Mi mancano invece le lunghe file davanti ai teatri, dove la censura non era ancora entrata o era troppo ignorante per capire i sotterfugi dei registi, che trasformavano  gli spettacoli in vere forme de dissidenza culturale. Mi mancano le serate di cinema alla Casa degli studenti, dove ho visto i film di Visconti, Fellini, Pasolini, trascurati dalla censura, nella mischia di film russi, indiani o cinesi. Non mi mancano i documentari propagandistici che precedevano i grandi film d’autore e neanche i festival dedicati a Ceaușescu, per nutrire il suo eccessivo culto della personalità.

Ho nostalgia dei corsi universitari, alla Facoltà di Lettere di Cluj,  una piccola isola di universalità, in cui avevamo la libertà di viaggiare con la mente senza che nessuno potesse impedircelo, in cui ognuno veniva gratificato per i propri meriti, apprezzato per il suo valore. Mi mancano le colonie estive dove andavano i più meritevoli, come premio per il loro impegno alla “costruzione di una società comunista esemplare“.  Non mi mancano i giorni di militare (si ho fatto anche il militare!), obbligatori per le studentesse, in cui in cui venivamo istruite per diventare un esercito di donne. Non mi mancano neanche le lunghe marce sotto il sole, con il Kalashnikov appeso sulla spalla, la stessa che diventava viola per il rinculo del fucile quando andavamo al poligono a sparare, un maledetto Kalashnikov che non riuscivo mai a rimontare correttamente, sempre con un pezzo avanzato in mano da collocare.

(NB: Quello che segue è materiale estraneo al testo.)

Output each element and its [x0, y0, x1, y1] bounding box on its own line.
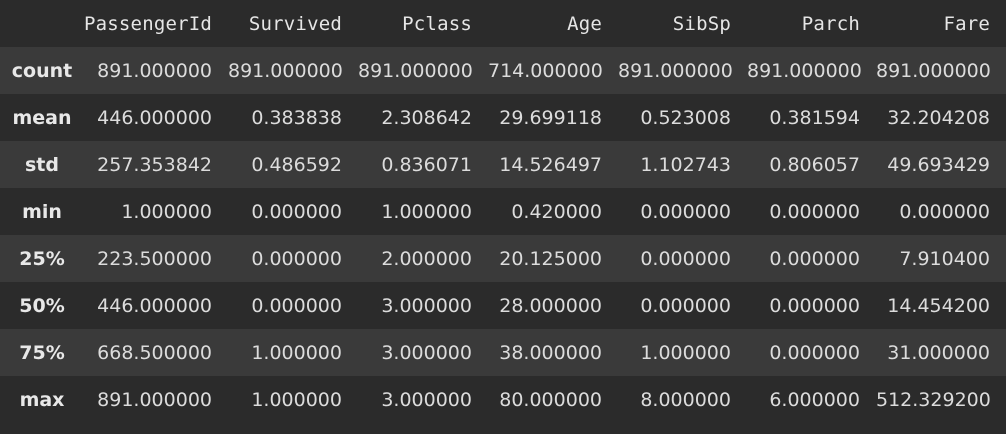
- row-index-label: max: [19, 388, 65, 411]
- table-row: 75% 668.500000 1.000000 3.000000 38.0000…: [0, 329, 1006, 376]
- table-cell: 0.420000: [511, 200, 602, 223]
- table-cell: 0.000000: [769, 341, 860, 364]
- table-cell: 0.000000: [251, 294, 342, 317]
- table-cell: 1.000000: [251, 388, 342, 411]
- table-cell: 0.000000: [640, 294, 731, 317]
- table-cell: 14.454200: [887, 294, 990, 317]
- row-index-label: 75%: [19, 341, 65, 364]
- table-cell: 257.353842: [97, 153, 212, 176]
- table-cell: 891.000000: [97, 59, 212, 82]
- row-index-label: 50%: [19, 294, 65, 317]
- table-cell: 0.486592: [251, 153, 342, 176]
- column-header-pclass: Pclass: [402, 12, 472, 35]
- table-cell: 14.526497: [499, 153, 602, 176]
- table-cell: 714.000000: [488, 59, 603, 82]
- table-cell: 1.000000: [640, 341, 731, 364]
- table-cell: 49.693429: [887, 153, 990, 176]
- table-cell: 668.500000: [97, 341, 212, 364]
- table-cell: 0.383838: [251, 106, 342, 129]
- table-cell: 6.000000: [769, 388, 860, 411]
- table-cell: 1.000000: [121, 200, 212, 223]
- table-cell: 1.000000: [381, 200, 472, 223]
- table-cell: 0.000000: [251, 200, 342, 223]
- column-header-fare: Fare: [943, 12, 990, 35]
- table-cell: 2.308642: [381, 106, 472, 129]
- table-cell: 891.000000: [876, 59, 991, 82]
- row-index-label: count: [11, 59, 73, 82]
- column-header-parch: Parch: [801, 12, 860, 35]
- table-row: 25% 223.500000 0.000000 2.000000 20.1250…: [0, 235, 1006, 282]
- table-cell: 1.102743: [640, 153, 731, 176]
- table-cell: 38.000000: [499, 341, 602, 364]
- table-cell: 891.000000: [358, 59, 473, 82]
- table-cell: 20.125000: [499, 247, 602, 270]
- table-row: std 257.353842 0.486592 0.836071 14.5264…: [0, 141, 1006, 188]
- table-cell: 1.000000: [251, 341, 342, 364]
- table-cell: 0.806057: [769, 153, 860, 176]
- table-body: count 891.000000 891.000000 891.000000 7…: [0, 47, 1006, 423]
- table-row: 50% 446.000000 0.000000 3.000000 28.0000…: [0, 282, 1006, 329]
- table-header: PassengerId Survived Pclass Age SibSp Pa…: [0, 0, 1006, 47]
- table-cell: 0.381594: [769, 106, 860, 129]
- table-cell: 891.000000: [747, 59, 862, 82]
- table-cell: 0.000000: [769, 247, 860, 270]
- table-cell: 446.000000: [97, 294, 212, 317]
- table-cell: 0.000000: [640, 247, 731, 270]
- table-cell: 31.000000: [887, 341, 990, 364]
- table-cell: 0.000000: [899, 200, 990, 223]
- table-cell: 3.000000: [381, 341, 472, 364]
- table-cell: 2.000000: [381, 247, 472, 270]
- table-cell: 891.000000: [97, 388, 212, 411]
- describe-dataframe-table: PassengerId Survived Pclass Age SibSp Pa…: [0, 0, 1006, 423]
- row-index-label: std: [25, 153, 59, 176]
- table-cell: 80.000000: [499, 388, 602, 411]
- table-cell: 891.000000: [618, 59, 733, 82]
- column-header-sibsp: SibSp: [672, 12, 731, 35]
- row-index-label: mean: [12, 106, 72, 129]
- table-cell: 8.000000: [640, 388, 731, 411]
- table-cell: 891.000000: [228, 59, 343, 82]
- table-cell: 0.000000: [769, 200, 860, 223]
- column-header-passengerid: PassengerId: [84, 12, 213, 35]
- table-cell: 223.500000: [97, 247, 212, 270]
- table-cell: 512.329200: [876, 388, 991, 411]
- table-row: mean 446.000000 0.383838 2.308642 29.699…: [0, 94, 1006, 141]
- table-cell: 32.204208: [887, 106, 990, 129]
- table-cell: 0.000000: [251, 247, 342, 270]
- table-cell: 0.000000: [640, 200, 731, 223]
- table-cell: 446.000000: [97, 106, 212, 129]
- table-cell: 28.000000: [499, 294, 602, 317]
- column-header-survived: Survived: [248, 12, 342, 35]
- table-cell: 7.910400: [899, 247, 990, 270]
- row-index-label: min: [22, 200, 62, 223]
- table-cell: 29.699118: [499, 106, 602, 129]
- header-row: PassengerId Survived Pclass Age SibSp Pa…: [0, 0, 1006, 47]
- table-row: max 891.000000 1.000000 3.000000 80.0000…: [0, 376, 1006, 423]
- table-cell: 3.000000: [381, 388, 472, 411]
- table-cell: 0.000000: [769, 294, 860, 317]
- table-cell: 0.523008: [640, 106, 731, 129]
- row-index-label: 25%: [19, 247, 65, 270]
- table-row: count 891.000000 891.000000 891.000000 7…: [0, 47, 1006, 94]
- column-header-age: Age: [567, 12, 602, 35]
- table-cell: 3.000000: [381, 294, 472, 317]
- table-cell: 0.836071: [381, 153, 472, 176]
- table-row: min 1.000000 0.000000 1.000000 0.420000 …: [0, 188, 1006, 235]
- index-header-corner: [0, 0, 84, 47]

E cosa dire delle ficoada-permisele davanti ai negozi di alimentari, con la scheda chiamata cartelă in mano, per ottenere un pezzo di pane  e un litro di latte al giorno e, mensilmente, 1 kg di zucchero, 1 di farina, 1 di olio, 10 uova, 1 kilo di carne,  la nostra razione,  per me e mia sorella, che eravamo studentesse e vivevamo da sole? No, quelle non mi mancano affatto!

Noi, da privilegiati, potevamo acquistare ogni tanto anche altre cose, il caffè solubile ad esempio, il cioccolato cinese, salame,  qualche deodorante tedesco, saponi ungheresi, scarpe di qualità destinate solo all’esportazione,  medicinali, cotone idrofilo, qualche libro vietato dalla censura.  La nostra casa diventava a volte una sorta di mensa per gli amici, i meno fortunati.

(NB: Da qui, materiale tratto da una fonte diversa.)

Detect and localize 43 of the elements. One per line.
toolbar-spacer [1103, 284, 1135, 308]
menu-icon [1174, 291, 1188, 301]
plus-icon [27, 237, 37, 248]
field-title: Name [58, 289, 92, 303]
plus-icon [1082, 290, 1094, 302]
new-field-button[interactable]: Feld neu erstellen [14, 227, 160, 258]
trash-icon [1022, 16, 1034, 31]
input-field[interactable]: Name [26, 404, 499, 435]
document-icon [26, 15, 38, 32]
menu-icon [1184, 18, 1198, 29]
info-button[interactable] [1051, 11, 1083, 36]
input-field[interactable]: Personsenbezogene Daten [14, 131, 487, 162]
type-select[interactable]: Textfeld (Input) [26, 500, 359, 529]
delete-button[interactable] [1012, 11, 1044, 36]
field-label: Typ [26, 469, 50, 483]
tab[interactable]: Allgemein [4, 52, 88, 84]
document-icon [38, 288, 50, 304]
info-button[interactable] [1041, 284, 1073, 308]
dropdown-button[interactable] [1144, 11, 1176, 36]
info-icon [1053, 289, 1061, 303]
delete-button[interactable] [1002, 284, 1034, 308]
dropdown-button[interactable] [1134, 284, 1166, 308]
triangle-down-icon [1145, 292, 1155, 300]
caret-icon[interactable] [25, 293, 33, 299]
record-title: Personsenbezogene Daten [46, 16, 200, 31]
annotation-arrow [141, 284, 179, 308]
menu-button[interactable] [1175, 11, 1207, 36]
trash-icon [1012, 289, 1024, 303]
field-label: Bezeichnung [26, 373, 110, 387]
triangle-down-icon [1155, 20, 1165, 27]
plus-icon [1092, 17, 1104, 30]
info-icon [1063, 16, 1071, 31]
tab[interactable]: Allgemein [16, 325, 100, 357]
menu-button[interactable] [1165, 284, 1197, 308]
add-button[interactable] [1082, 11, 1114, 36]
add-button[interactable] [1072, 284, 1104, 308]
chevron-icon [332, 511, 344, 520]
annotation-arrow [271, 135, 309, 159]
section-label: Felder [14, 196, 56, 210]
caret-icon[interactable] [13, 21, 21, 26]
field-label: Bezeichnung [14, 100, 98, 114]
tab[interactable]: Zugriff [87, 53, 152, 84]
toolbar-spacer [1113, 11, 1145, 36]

Ho nostalgia degli inverni a casa dei miei nonni, in campagna, dove le stufe in terracotta riscaldavano le stanze per tutta la notte. Non mi mancano, ovviamente, gli inverni in città, con sole due ore di riscaldamento al giorno, a volte a 35 gradi sotto zero, in una pazza corsa al risparmio energetico del regime.

Ho nostalgia delle visite in Romania di tanti Elena (signora), l’amica francese di mia mamma, che portava con lei tutto il profumo parigino del mondo proibito.  I miei primi jeans “capitalisti” me li ha portati lei e mi hanno invidiato tutti a scuola. Mio padre preferiva non essere presente alle visite, perché trattandosi di una straniera, questo presupponeva che doveva fare un rapporto ai servizi segreti su quello di cui si era parlato, visto che ogni cittadino proveniente dall’occidente era indicato come una possibile pericolosa spia capitalista.

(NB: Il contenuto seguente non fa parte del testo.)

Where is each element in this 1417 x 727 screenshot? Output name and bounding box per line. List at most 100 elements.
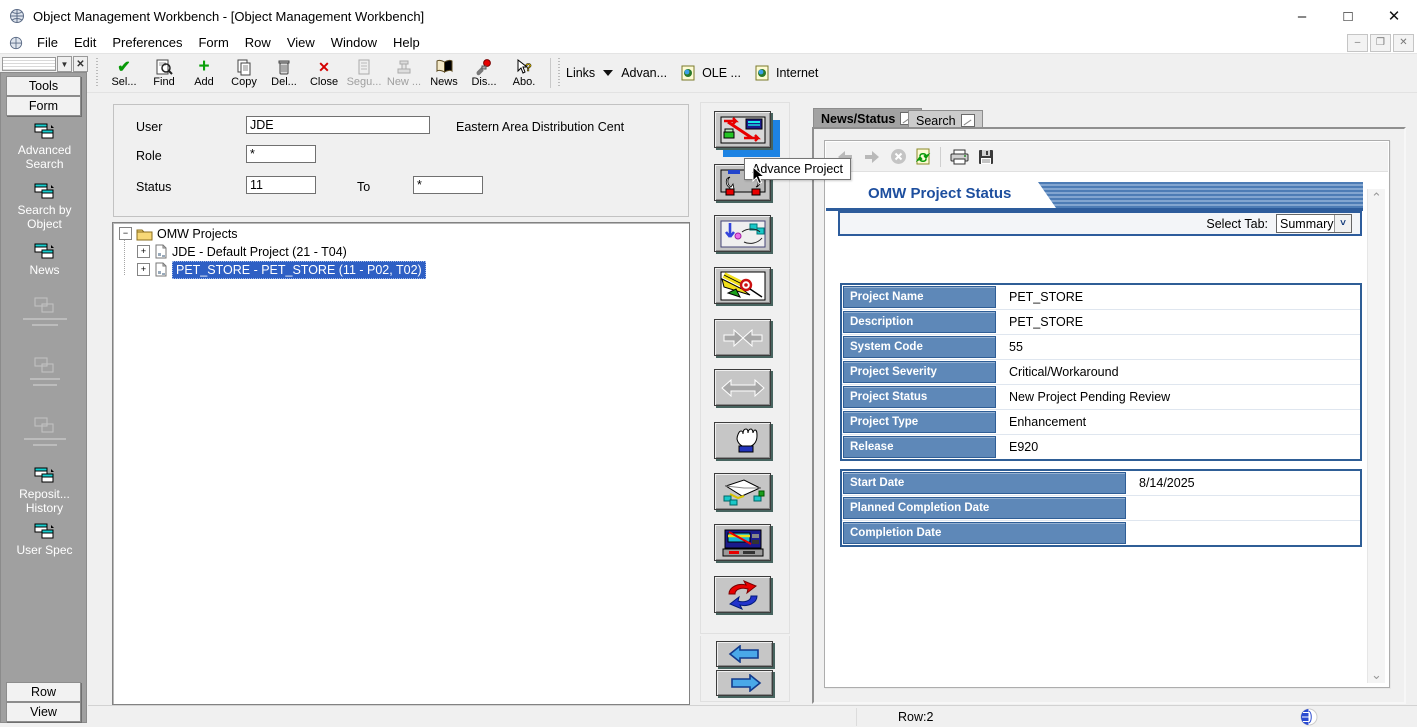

Mi mancano le serate in famiglia, quando ci riunivamo tutti, alla fine di un’altra giornata vissuta in quel mondo “protetto”, dove ognuno aveva una casa, un lavoro,  un progetto di vita chiuso tra tante limitazioni e divieti ma “sicuro”. Non mi mancano quei minuti in cui spiavo con un bicchiere appoggiato al muro mio padre e mia madre che, chiusi in bagno, aprivano l’acqua del rubinetto e cominciavano a parlare delle decisioni spesso assurde e sofferte che gli ordini arrivati da Bucarest li obbligavano a prendere, cose di cui non si poteva parlare liberamente. Presto avrei capito che il rumore dell’acqua copriva le parole “ribelli” di mio padre che sapeva che tutta la casa era piena di microspie… tranne il bagno appunto, una traccia di buonsenso forse in un mondo ormai impazzito!